As I already said, the new calculus with m = 0 is just the old calculus. And as you set m = 0 to get yout answer, there is effectively no difference between them
> If you set h=m+n,
Noone said that you do. That's your own stupid idea.
> you get f'(x) = lim (m+n->0) [ f(x+m+n) - f(x)] / > (m+n) which is hogwash and completely unrelated to the New Calculus.
I already showed setting m = 0 in yours give the identical results to 'old' calculus. There is nothing new of note in the new calculus
> One can however arrive at the New Calculus definition by using the > Mean Value Theorem: > > If f'(x) =[ f(b)-f(a) ] / (b - a) then let b-a=m+n and b=x+n: > > So, f'(x)= [ f(x+n)-f(x-m) ] / (m+n)

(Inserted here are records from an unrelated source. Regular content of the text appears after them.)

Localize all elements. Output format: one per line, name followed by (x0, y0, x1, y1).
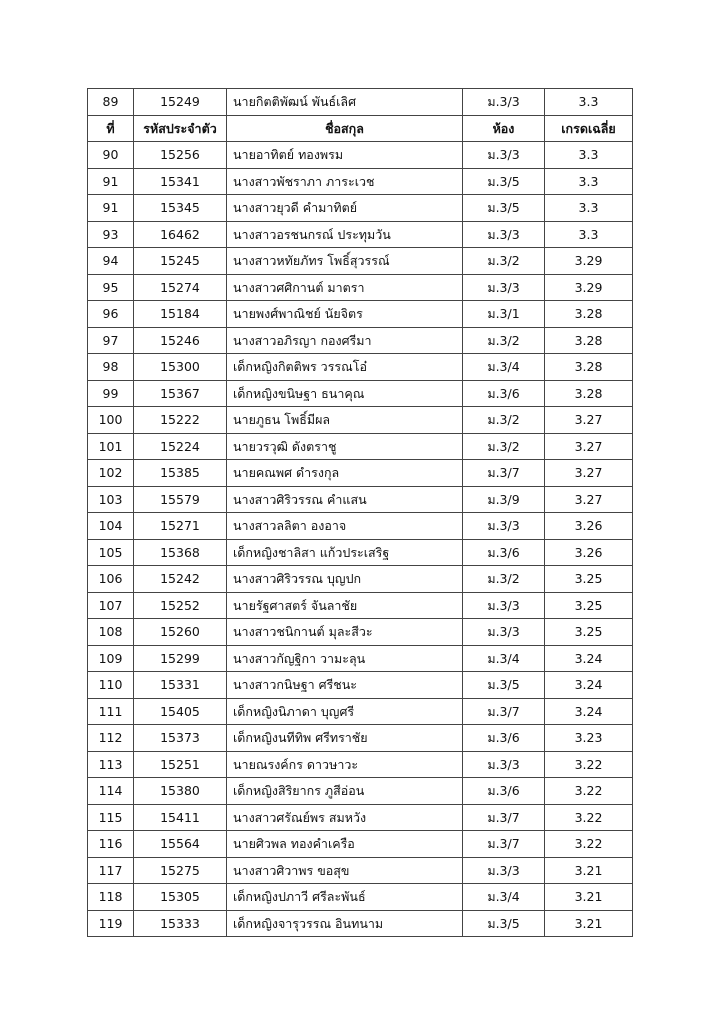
student-id-cell: 15331 (134, 672, 227, 699)
student-id-cell: 15564 (134, 831, 227, 858)
student-id-cell: 15275 (134, 857, 227, 884)
rank-cell: 110 (88, 672, 134, 699)
student-id-cell: 15299 (134, 645, 227, 672)
student-name-cell: นางสาวพัชราภา ภาระเวช (227, 168, 463, 195)
student-id-cell: 15579 (134, 486, 227, 513)
rank-cell: 115 (88, 804, 134, 831)
rank-cell: 105 (88, 539, 134, 566)
table-row (88, 645, 633, 672)
rank-cell: 94 (88, 248, 134, 275)
table-row (88, 274, 633, 301)
room-cell: ม.3/2 (463, 248, 545, 275)
student-name-cell: นายพงศ์พาณิชย์ นัยจิตร (227, 301, 463, 328)
gpa-cell: 3.28 (545, 354, 633, 381)
header-rank: ที่ (88, 115, 134, 142)
student-id-cell: 15274 (134, 274, 227, 301)
student-name-cell: เด็กหญิงนิภาดา บุญศรี (227, 698, 463, 725)
table-row (88, 778, 633, 805)
table-row (88, 592, 633, 619)
student-id-cell: 15249 (134, 89, 227, 116)
student-id-cell: 15252 (134, 592, 227, 619)
room-cell: ม.3/7 (463, 831, 545, 858)
room-cell: ม.3/6 (463, 725, 545, 752)
ranking-table (87, 88, 633, 937)
gpa-cell: 3.27 (545, 433, 633, 460)
student-id-cell: 15224 (134, 433, 227, 460)
room-cell: ม.3/2 (463, 566, 545, 593)
room-cell: ม.3/2 (463, 407, 545, 434)
student-id-cell: 15385 (134, 460, 227, 487)
student-name-cell: นางสาวกัญฐิกา วามะลุน (227, 645, 463, 672)
gpa-cell: 3.26 (545, 513, 633, 540)
student-id-cell: 15242 (134, 566, 227, 593)
gpa-cell: 3.23 (545, 725, 633, 752)
student-name-cell: เด็กหญิงปภาวี ศรีละพันธ์ (227, 884, 463, 911)
gpa-cell: 3.24 (545, 698, 633, 725)
table-row (88, 460, 633, 487)
gpa-cell: 3.29 (545, 274, 633, 301)
table-row (88, 857, 633, 884)
student-id-cell: 15260 (134, 619, 227, 646)
gpa-cell: 3.21 (545, 857, 633, 884)
rank-cell: 91 (88, 168, 134, 195)
student-name-cell: นางสาวศรัณย์พร สมหวัง (227, 804, 463, 831)
header-room: ห้อง (463, 115, 545, 142)
rank-cell: 97 (88, 327, 134, 354)
room-cell: ม.3/6 (463, 778, 545, 805)
table-row (88, 619, 633, 646)
table-row (88, 248, 633, 275)
rank-cell: 109 (88, 645, 134, 672)
gpa-cell: 3.25 (545, 619, 633, 646)
student-id-cell: 15411 (134, 804, 227, 831)
gpa-cell: 3.22 (545, 751, 633, 778)
student-name-cell: นางสาวลลิตา องอาจ (227, 513, 463, 540)
rank-cell: 112 (88, 725, 134, 752)
rank-cell: 89 (88, 89, 134, 116)
student-name-cell: นายกิตติพัฒน์ พันธ์เลิศ (227, 89, 463, 116)
room-cell: ม.3/9 (463, 486, 545, 513)
room-cell: ม.3/3 (463, 513, 545, 540)
gpa-cell: 3.22 (545, 831, 633, 858)
table-row (88, 354, 633, 381)
student-name-cell: นายศิวพล ทองคำเครือ (227, 831, 463, 858)
gpa-cell: 3.3 (545, 195, 633, 222)
rank-cell: 111 (88, 698, 134, 725)
table-row (88, 407, 633, 434)
room-cell: ม.3/3 (463, 274, 545, 301)
gpa-cell: 3.21 (545, 910, 633, 937)
rank-cell: 107 (88, 592, 134, 619)
student-id-cell: 15367 (134, 380, 227, 407)
student-name-cell: เด็กหญิงกิตติพร วรรณโอ๋ (227, 354, 463, 381)
table-row (88, 884, 633, 911)
rank-cell: 106 (88, 566, 134, 593)
table-row (88, 301, 633, 328)
rank-cell: 103 (88, 486, 134, 513)
student-name-cell: นางสาวศศิกานต์ มาตรา (227, 274, 463, 301)
table-row (88, 89, 633, 116)
student-id-cell: 15184 (134, 301, 227, 328)
room-cell: ม.3/5 (463, 195, 545, 222)
rank-cell: 100 (88, 407, 134, 434)
student-name-cell: นายอาทิตย์ ทองพรม (227, 142, 463, 169)
student-name-cell: เด็กหญิงสิริยากร ภูสีอ่อน (227, 778, 463, 805)
student-name-cell: นายภูธน โพธิ์มีผล (227, 407, 463, 434)
student-name-cell: นางสาวศิวาพร ขอสุข (227, 857, 463, 884)
table-row (88, 804, 633, 831)
student-id-cell: 15251 (134, 751, 227, 778)
room-cell: ม.3/3 (463, 619, 545, 646)
student-name-cell: นางสาวอรชนกรณ์ ประทุมวัน (227, 221, 463, 248)
student-name-cell: นายรัฐศาสตร์ จันลาชัย (227, 592, 463, 619)
table-row (88, 566, 633, 593)
room-cell: ม.3/5 (463, 672, 545, 699)
room-cell: ม.3/7 (463, 460, 545, 487)
student-id-cell: 15373 (134, 725, 227, 752)
header-gpa: เกรดเฉลี่ย (545, 115, 633, 142)
gpa-cell: 3.28 (545, 301, 633, 328)
room-cell: ม.3/5 (463, 910, 545, 937)
table-row (88, 698, 633, 725)
rank-cell: 104 (88, 513, 134, 540)
student-id-cell: 15222 (134, 407, 227, 434)
table-row (88, 168, 633, 195)
student-id-cell: 15305 (134, 884, 227, 911)
gpa-cell: 3.24 (545, 672, 633, 699)
student-id-cell: 15271 (134, 513, 227, 540)
gpa-cell: 3.27 (545, 486, 633, 513)
student-name-cell: เด็กหญิงจารุวรรณ อินทนาม (227, 910, 463, 937)
room-cell: ม.3/2 (463, 327, 545, 354)
room-cell: ม.3/3 (463, 221, 545, 248)
table-row (88, 725, 633, 752)
table-row (88, 672, 633, 699)
gpa-cell: 3.25 (545, 566, 633, 593)
gpa-cell: 3.21 (545, 884, 633, 911)
gpa-cell: 3.3 (545, 168, 633, 195)
room-cell: ม.3/3 (463, 592, 545, 619)
rank-cell: 108 (88, 619, 134, 646)
student-name-cell: นางสาวชนิกานต์ มุละสีวะ (227, 619, 463, 646)
room-cell: ม.3/3 (463, 89, 545, 116)
table-row (88, 910, 633, 937)
gpa-cell: 3.3 (545, 89, 633, 116)
student-id-cell: 16462 (134, 221, 227, 248)
table-row (88, 195, 633, 222)
table-row (88, 751, 633, 778)
room-cell: ม.3/3 (463, 857, 545, 884)
student-name-cell: นางสาวกนิษฐา ศรีชนะ (227, 672, 463, 699)
gpa-cell: 3.26 (545, 539, 633, 566)
room-cell: ม.3/4 (463, 884, 545, 911)
rank-cell: 116 (88, 831, 134, 858)
table-body (88, 89, 633, 937)
room-cell: ม.3/6 (463, 539, 545, 566)
table-row (88, 433, 633, 460)
rank-cell: 102 (88, 460, 134, 487)
room-cell: ม.3/1 (463, 301, 545, 328)
gpa-cell: 3.22 (545, 804, 633, 831)
student-name-cell: นายณรงค์กร ดาวษาวะ (227, 751, 463, 778)
student-id-cell: 15405 (134, 698, 227, 725)
gpa-cell: 3.25 (545, 592, 633, 619)
student-id-cell: 15380 (134, 778, 227, 805)
table-row (88, 831, 633, 858)
table-row (88, 486, 633, 513)
student-name-cell: เด็กหญิงขนิษฐา ธนาคุณ (227, 380, 463, 407)
rank-cell: 96 (88, 301, 134, 328)
table-row (88, 539, 633, 566)
rank-cell: 117 (88, 857, 134, 884)
rank-cell: 113 (88, 751, 134, 778)
student-id-cell: 15245 (134, 248, 227, 275)
room-cell: ม.3/4 (463, 354, 545, 381)
table-row (88, 142, 633, 169)
gpa-cell: 3.29 (545, 248, 633, 275)
room-cell: ม.3/4 (463, 645, 545, 672)
gpa-cell: 3.3 (545, 142, 633, 169)
table-row (88, 221, 633, 248)
table-row (88, 513, 633, 540)
student-name-cell: นางสาวศิริวรรณ บุญปก (227, 566, 463, 593)
rank-cell: 101 (88, 433, 134, 460)
rank-cell: 118 (88, 884, 134, 911)
student-id-cell: 15256 (134, 142, 227, 169)
table-header-row (88, 115, 633, 142)
rank-cell: 90 (88, 142, 134, 169)
table-row (88, 380, 633, 407)
rank-cell: 99 (88, 380, 134, 407)
gpa-cell: 3.28 (545, 327, 633, 354)
gpa-cell: 3.27 (545, 407, 633, 434)
student-name-cell: เด็กหญิงชาลิสา แก้วประเสริฐ (227, 539, 463, 566)
table-row (88, 327, 633, 354)
gpa-cell: 3.24 (545, 645, 633, 672)
gpa-cell: 3.27 (545, 460, 633, 487)
rank-cell: 119 (88, 910, 134, 937)
rank-cell: 91 (88, 195, 134, 222)
student-name-cell: นางสาวหทัยภัทร โพธิ์สุวรรณ์ (227, 248, 463, 275)
rank-cell: 95 (88, 274, 134, 301)
room-cell: ม.3/3 (463, 142, 545, 169)
gpa-cell: 3.3 (545, 221, 633, 248)
header-name: ชื่อสกุล (227, 115, 463, 142)
rank-cell: 114 (88, 778, 134, 805)
room-cell: ม.3/7 (463, 804, 545, 831)
student-name-cell: นายคณพศ ดำรงกุล (227, 460, 463, 487)
student-name-cell: เด็กหญิงนทีทิพ ศรีทราชัย (227, 725, 463, 752)
student-id-cell: 15300 (134, 354, 227, 381)
student-name-cell: นางสาวยุวดี คำมาทิตย์ (227, 195, 463, 222)
header-student-id: รหัสประจำตัว (134, 115, 227, 142)
room-cell: ม.3/3 (463, 751, 545, 778)
rank-cell: 98 (88, 354, 134, 381)
student-id-cell: 15368 (134, 539, 227, 566)
rank-cell: 93 (88, 221, 134, 248)
student-name-cell: นางสาวอภิรญา กองศรีมา (227, 327, 463, 354)
room-cell: ม.3/7 (463, 698, 545, 725)
room-cell: ม.3/6 (463, 380, 545, 407)
student-id-cell: 15341 (134, 168, 227, 195)
student-name-cell: นายวรวุฒิ ดังตราชู (227, 433, 463, 460)
gpa-cell: 3.22 (545, 778, 633, 805)
student-id-cell: 15345 (134, 195, 227, 222)
student-id-cell: 15246 (134, 327, 227, 354)
student-id-cell: 15333 (134, 910, 227, 937)
room-cell: ม.3/5 (463, 168, 545, 195)
gpa-cell: 3.28 (545, 380, 633, 407)
student-name-cell: นางสาวศิริวรรณ คำแสน (227, 486, 463, 513)
room-cell: ม.3/2 (463, 433, 545, 460)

So you just plagiarised the mean value theorum and claimed it as your own. Nice of you to admit it.
>> Set n = 0 and we get >> f'(x) = 3x^2 >> There is nothing new about this so-called 'New Calculus'. It adds >> complexity, is defined in fewer placed and gives us nothing new or >> interesting. > > That's just your ignorant opinion.
No, it is fact.
You do not allow a differential at a point of inflection, so there are fewer places your method can supposedly work. And having both m and n is more complex than just having h. You get the same answers that the 'old' calculus gives, so there is nothing new.
> From your past comments, it is easy > to see that for the most part, you keep getting things wrong.